A while ago one of the regular respondents gave me a link to a thread which gave the step by step process of upgarding using zypper. He maintained he had used it for years and it worked for me last time. Sadly I can not find the thread or the link. If anybody can help please it would be appreciated.
A question, there are significant differences between 13.1 and 13.2 with regard to file system and partition sizes etc. I have my /home directory in another partition but does zypper sort out the re-formatting to btrfs? I assume /home is left as it is but if I wanted to change to XFS is there an automated process or is it simply backup, reformat, restore?
Budgie
Ever heard of search machines like Google?
Searching for “opensuse upgrade” gives me this as second result (the top result is the corresponding page in german…): https://en.opensuse.org/SDB:System_upgrade
A question, there are significant differences between 13.1 and 13.2 with regard to file system and partition sizes etc. I have my /home directory in another partition but does zypper sort out the re-formatting to btrfs? I assume /home is left as it is but if I wanted to change to XFS is there an automated process or is it simply backup, reformat, restore?
zypper is a package management tool. It just installs and removes packages. It does not do any reformatting or repartitioning for you.

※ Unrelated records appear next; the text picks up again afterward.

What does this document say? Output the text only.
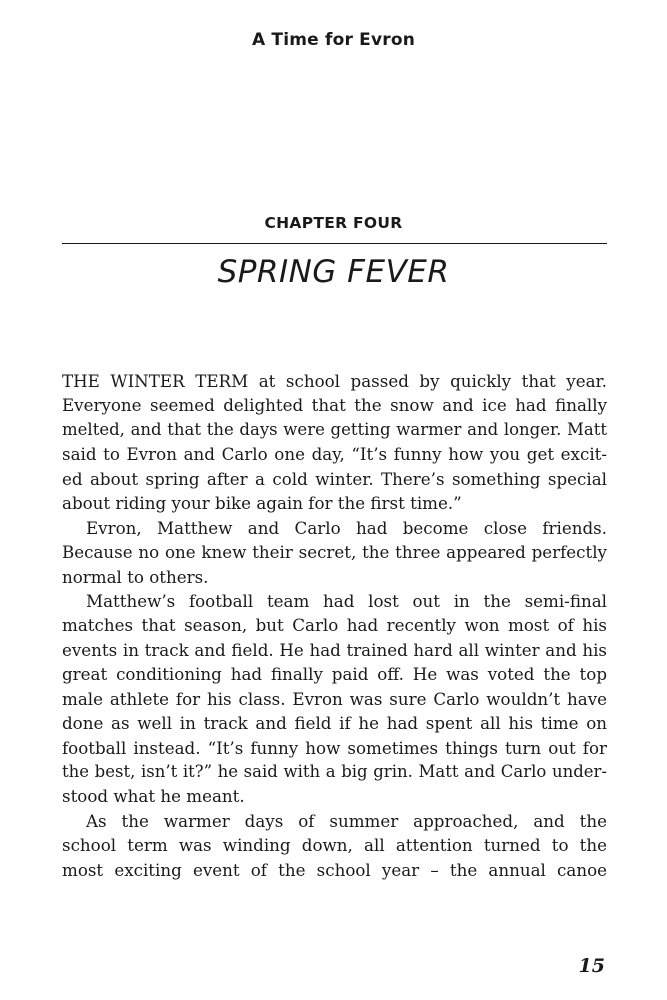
A Time for Evron
CHAPTER FOUR
SPRING FEVER
THE WINTER TERM at school passed by quickly that year.
Everyone seemed delighted that the snow and ice had finally
melted, and that the days were getting warmer and longer. Matt
said to Evron and Carlo one day, “It’s funny how you get excit-
ed about spring after a cold winter. There’s something special
about riding your bike again for the first time.”
Evron, Matthew and Carlo had become close friends.
Because no one knew their secret, the three appeared perfectly
normal to others.
Matthew’s football team had lost out in the semi-final
matches that season, but Carlo had recently won most of his
events in track and field. He had trained hard all winter and his
great conditioning had finally paid off. He was voted the top
male athlete for his class. Evron was sure Carlo wouldn’t have
done as well in track and field if he had spent all his time on
football instead. “It’s funny how sometimes things turn out for
the best, isn’t it?” he said with a big grin. Matt and Carlo under-
stood what he meant.
As the warmer days of summer approached, and the
school term was winding down, all attention turned to the
most exciting event of the school year – the annual canoe
15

If you want to change your /home (or any other partition, for that matter) to a different filesystem, you have to reformat it, yes. (although there are some migration paths available, btrfs comes with a tool to convert existing ext2/3/4 partitions e.g.)
But there’s no need to do so. You can just as well keep using your “old” filesystems in 13.2. My 13.2 system here still runs on reiserfs…
sed has no useful exit status so using **&& **in to check if sed is successful in editing files is useless this case. (because sed is not a file editor)
will print good which is success but it did not change anything.
sed -i 's/13\.1/13.2/' dvd.repo && echo $?
will print 0 which means a successful exit status but it did not change anything
Now i will change the sed to change 13.2 to 13.1
sed -i 's/13\.2/13.1/' dvd.repo && echo $?
will print 0 which is really a success because it change 13.2 to 13.1
Also the left side of the / and / is a regexp and in regrexp world a dot . means any character so you should escape it if you want it to become a literal dot .
I don’t use it to check for success, I’m merely using it to wait for the command to execute before hopping to the next one, yes I could use ; but I’m stuck doing it like this
Hi Miuku and wolfi323,
Don’t know how I missed the google result I am ashamed to say but many thanks to both of you.
I have plenty to do now so will get on with it.